In an early interview as MP, Pincher explained his political motivation. “I believe it is the duty of government to stay out of people’s lives as much as possible,” he told the Tamworth Herald. “For example, the threat of possibly introducing a national ID card, I object very strongly to the idea that the home secretary can tell me what I’ve got to carry in my wallet. I’m a free man. I don’t have to tell the police who I am, they should believe me when I say who I am.”

Pincher has not discussed his sexuality but did, in 2013, give his views on the landmark bill allowing same-sex couples to marry.

He said he voted for it but said there were “significant problems”. He told a sixth-form question time in Tamworth: “If you look at the bill, it removes equality. The bill says that same-sex couples can have a civil partnership or get married, but straight couples can only get married. That’s unfair. Why can’t straight people have a civil partnership?”

Pincher said a “solution” would be to let the church decide whether gay couples could marry or not. “We should get the state out of marriage altogether.”

His slow rise up the greasy pole of government began in 2016 when he served as private parliamentary secretary to the then foreign secretary Philip Hammond. He became a whip in 2017, resigning after six months because of the Mail on Sunday claims.

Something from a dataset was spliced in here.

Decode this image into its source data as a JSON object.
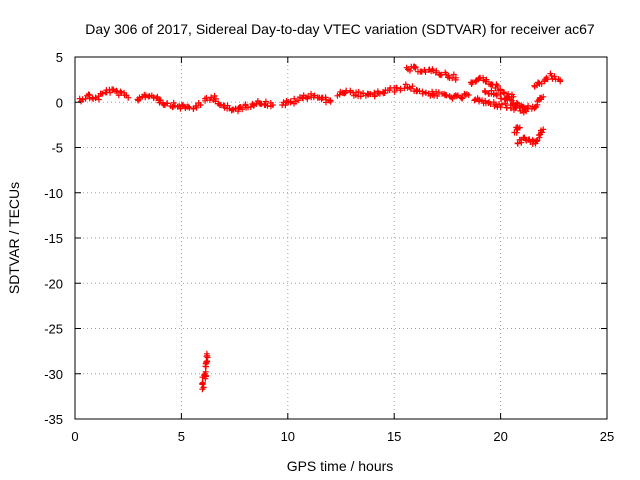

In July 2019, Boris Johnson made him a minister in the Foreign Office, and in 2020 moved him to become a housing minister. Pincher returned to the whips office in February this year, before resigning for a second time this week. He subsequently was suspended from the party altogether, pending an investigation.

As well as speaking out strongly about too much state intervention, Pincher has also been a vocal critic of HS2.

He has listed his literary loves as Evelyn Waugh, Arnold Bennett, R L Stevenson, John Buchan and Simon Raven. Pincher describes his interests as golf, horse racing and grands prix – “watching not driving”.